Afrique : L’intégration à petits pas

Le président éthiopien a annoncé que son pays délivrera désormais des visas à l’arrivée pour tout citoyen africain.

L’Afrique continue sa marche vers la libre-circulation. Lundi en ouverture d’une session au Parlement, le président éthiopien a indiqué que les voyageurs africains n’auront plus de soucis à se faire pour se rendre en Ethiopie. Mulatu Teshomo a en effet annoncé que les visas seront accordés à tous les ressortissants africains dès leur arrivée dans ce pays de l’Afrique de l’est. Cette nouvelle politique d’immigration de l’Ethiopie devrait couvrir l’exercice budgétaire 2018-2020, a précisé le président éthiopien.

Abritant le siège de l’Union africaine (UA), l’Ethiopie entend se conformer aux exigences de l’institution continentale.
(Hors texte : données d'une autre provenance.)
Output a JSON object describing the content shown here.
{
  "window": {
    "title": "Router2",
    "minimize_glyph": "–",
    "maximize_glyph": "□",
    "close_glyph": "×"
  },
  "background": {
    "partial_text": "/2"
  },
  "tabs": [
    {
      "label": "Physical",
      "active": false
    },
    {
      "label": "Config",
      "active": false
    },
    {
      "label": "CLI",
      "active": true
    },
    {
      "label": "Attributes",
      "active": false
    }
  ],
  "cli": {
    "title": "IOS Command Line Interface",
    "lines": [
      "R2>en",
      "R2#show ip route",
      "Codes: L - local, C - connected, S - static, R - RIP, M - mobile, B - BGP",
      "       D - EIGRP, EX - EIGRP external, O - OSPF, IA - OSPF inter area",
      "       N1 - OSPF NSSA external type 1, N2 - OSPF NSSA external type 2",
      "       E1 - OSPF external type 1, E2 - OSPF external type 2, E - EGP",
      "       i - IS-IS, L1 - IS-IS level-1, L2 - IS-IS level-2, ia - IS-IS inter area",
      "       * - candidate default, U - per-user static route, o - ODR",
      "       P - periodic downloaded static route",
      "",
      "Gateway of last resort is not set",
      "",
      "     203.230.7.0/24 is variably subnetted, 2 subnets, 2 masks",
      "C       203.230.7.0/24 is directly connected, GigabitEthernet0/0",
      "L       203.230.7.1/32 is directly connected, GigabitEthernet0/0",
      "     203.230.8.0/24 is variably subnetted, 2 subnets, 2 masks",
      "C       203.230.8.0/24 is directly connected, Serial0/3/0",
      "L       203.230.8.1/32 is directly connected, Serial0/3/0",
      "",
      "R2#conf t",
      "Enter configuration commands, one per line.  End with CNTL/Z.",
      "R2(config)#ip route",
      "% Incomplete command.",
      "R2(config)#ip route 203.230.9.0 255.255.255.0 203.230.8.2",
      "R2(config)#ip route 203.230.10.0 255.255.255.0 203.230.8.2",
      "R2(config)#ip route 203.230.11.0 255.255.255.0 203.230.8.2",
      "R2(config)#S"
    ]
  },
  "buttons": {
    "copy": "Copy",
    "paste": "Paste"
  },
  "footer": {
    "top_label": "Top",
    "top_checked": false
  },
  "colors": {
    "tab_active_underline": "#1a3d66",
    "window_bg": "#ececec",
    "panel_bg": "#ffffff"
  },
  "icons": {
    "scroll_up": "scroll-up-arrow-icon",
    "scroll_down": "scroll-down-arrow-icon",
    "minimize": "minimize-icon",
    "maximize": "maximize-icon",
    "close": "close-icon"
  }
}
Celle-ci donne une bonne place à la libre-circulation des personnes et des biens dans son agenda 2063. A ce jour l’Accord sur la zone de libre-échange continentale (ZLEC) a été ratifié par 49 pays sur les 55 membres de l’UA.

Pour entrer en vigueur en janvier 2019 comme prévu, le document signé lors du sommet extraordinaire de Kigali en mars dernier devait être ratifié par au moins 22 pays. En tant que projet phare de l’agenda 2063 de l’Union africaine, le ZLEC vise à approfondir le processus d’intégration et de libre circulation des biens et des personnes. De ce fait, il envisage la suppression des visas entre les pays du continent pour ne laisser place qu’au visa unique de l’UA. Cette suppression n’est aujourd’hui effective que dans les regroupements régionaux comme la CEDEAO et la CEMAC.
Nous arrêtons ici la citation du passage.